Xavier Dupont de Ligonnès s’est rendu quelques jours après sa disparition présumée à l’Auberge de Casagne & Spa, révèle la co‑directrice de l’établissement quinze ans après les faits. Le témoignage, inédit, détaille le comportement du suspect principal dans l’un des dossiers criminels les plus suivis en France depuis la mort, en avril 2011, de son épouse et de leurs quatre enfants.
L’affaire, qui remonte au 14 avril 2011, a fait l’objet de nombreuses rumeurs et de pistes diverses au fil des années : confusions d’identités, hypothèses de fuite à l’étranger et relances d’enquête. Des signalements ont conduit à des vérifications hors de France, notamment aux États‑Unis, et des membres de la famille, dont le beau‑frère, ont à plusieurs reprises pris la parole publiquement pour demander des éclaircissements ou pour lancer des appels.
Selon la co‑directrice de l’Auberge, Sylvie Boucher, le séjour de Xavier Dupont de Ligonnès est intervenu avant que l’affaire ne prenne toute l’ampleur médiatique qu’on lui connaît aujourd’hui. Elle décrit un comportement qui, rétrospectivement, a semblé en décalage avec la gravité des faits reprochés au principal intéressé.
Une visite marquante
Sylvie Boucher se souvient d’un client bavard et peu discret. « C’est vrai qu’il parlait beaucoup, il n’était pas discret du tout et pas en retrait », a‑t‑elle déclaré en revenant sur ce séjour. Elle explique que l’impact émotionnel a été renforcé par la présence, à l’époque, d’enfants de l’auberge ayant des âges proches de ceux de la famille de Ligonnès, ce qui a rendu l’annonce des faits d’autant plus saisissante pour le personnel.
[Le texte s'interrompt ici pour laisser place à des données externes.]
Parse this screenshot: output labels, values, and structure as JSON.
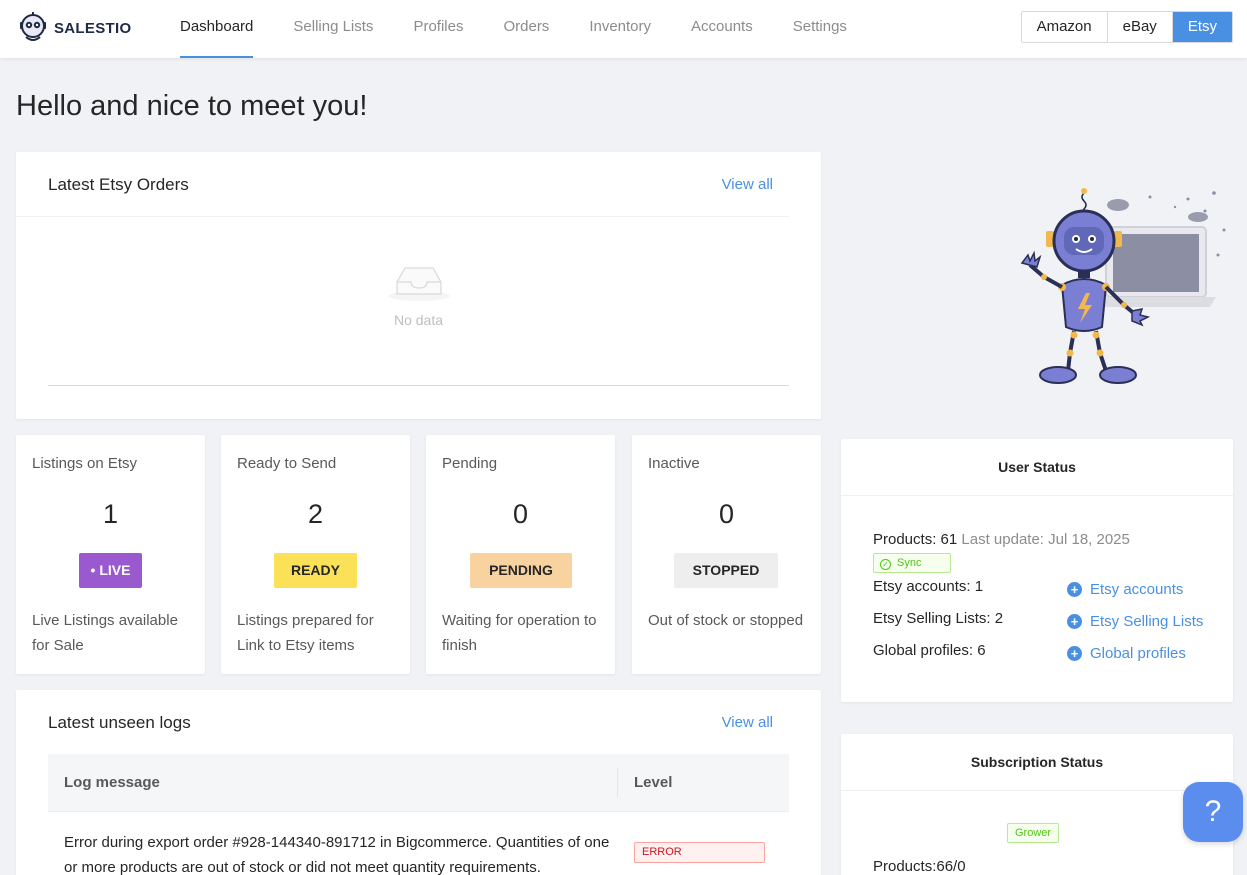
{
  "brand": {
    "name": "SALESTIO"
  },
  "nav": {
    "items": [
      {
        "label": "Dashboard",
        "active": true
      },
      {
        "label": "Selling Lists"
      },
      {
        "label": "Profiles"
      },
      {
        "label": "Orders"
      },
      {
        "label": "Inventory"
      },
      {
        "label": "Accounts"
      },
      {
        "label": "Settings"
      }
    ]
  },
  "marketplaces": [
    {
      "label": "Amazon"
    },
    {
      "label": "eBay"
    },
    {
      "label": "Etsy",
      "active": true
    }
  ],
  "greeting": "Hello and nice to meet you!",
  "orders": {
    "title": "Latest Etsy Orders",
    "view_all": "View all",
    "empty": "No data"
  },
  "stats": [
    {
      "title": "Listings on Etsy",
      "value": "1",
      "badge": "• LIVE",
      "badge_bg": "#9b59d0",
      "badge_fg": "#ffffff",
      "desc": "Live Listings available for Sale"
    },
    {
      "title": "Ready to Send",
      "value": "2",
      "badge": "READY",
      "badge_bg": "#fbe158",
      "badge_fg": "#262626",
      "desc": "Listings prepared for Link to Etsy items"
    },
    {
      "title": "Pending",
      "value": "0",
      "badge": "PENDING",
      "badge_bg": "#f8d3a0",
      "badge_fg": "#262626",
      "desc": "Waiting for operation to finish"
    },
    {
      "title": "Inactive",
      "value": "0",
      "badge": "STOPPED",
      "badge_bg": "#eeeeee",
      "badge_fg": "#262626",
      "desc": "Out of stock or stopped"
    }
  ],
  "user_status": {
    "title": "User Status",
    "products_label": "Products:",
    "products_value": "61",
    "last_update": "Last update: Jul 18, 2025",
    "sync_tag": "Sync",
    "etsy_accounts": "Etsy accounts: 1",
    "etsy_selling_lists": "Etsy Selling Lists: 2",
    "global_profiles": "Global profiles: 6",
    "links": {
      "accounts": "Etsy accounts",
      "selling_lists": "Etsy Selling Lists",
      "profiles": "Global profiles"
    }
  },
  "logs": {
    "title": "Latest unseen logs",
    "view_all": "View all",
    "columns": {
      "message": "Log message",
      "level": "Level"
    },
    "rows": [
      {
        "message": "Error during export order #928-144340-891712 in Bigcommerce. Quantities of one or more products are out of stock or did not meet quantity requirements.",
        "level": "ERROR"
      }
    ]
  },
  "subscription": {
    "title": "Subscription Status",
    "plan": "Grower",
    "products": "Products:66/0"
  },
  "help": {
    "label": "?"
  },
  "colors": {
    "accent": "#4a90e2",
    "robot": "#7a7fd4"
  }
}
La co‑directrice a précisé que la réservation avait été effectuée à la dernière minute et que l’homme avait été installé dans une chambre surclassée, l’une des rares disponibles. Elle se rappelle également d’un geste visible depuis l’établissement : « Il m’avait fait un petit coucou du haut de son balcon », a‑t‑elle rapporté, soulignant que ce signe d’attention l’avait interpellée sur le moment, sans pour autant éveiller de soupçons particuliers.
Durant son repas, l’homme avait commandé une bouteille de vin, qu’il a bue seul, détail qui a surpris la directrice mais n’a pas, sur l’instant, motivé d’intervention ou d’alerte de la part du personnel. « Il a quand même passé un séjour dans Casagne. C’était quand même quelque chose… on se dit que rien ne transparaissait sur ce monsieur quoi », a‑t‑elle ajouté.
Le témoignage s’inscrit dans la chronologie des événements qui entoure la disparition de Xavier Dupont de Ligonnès et apporte un éclairage sur son comportement lors d’une escale peu remarquée jusqu’à présent par les médias et les investigations publiques.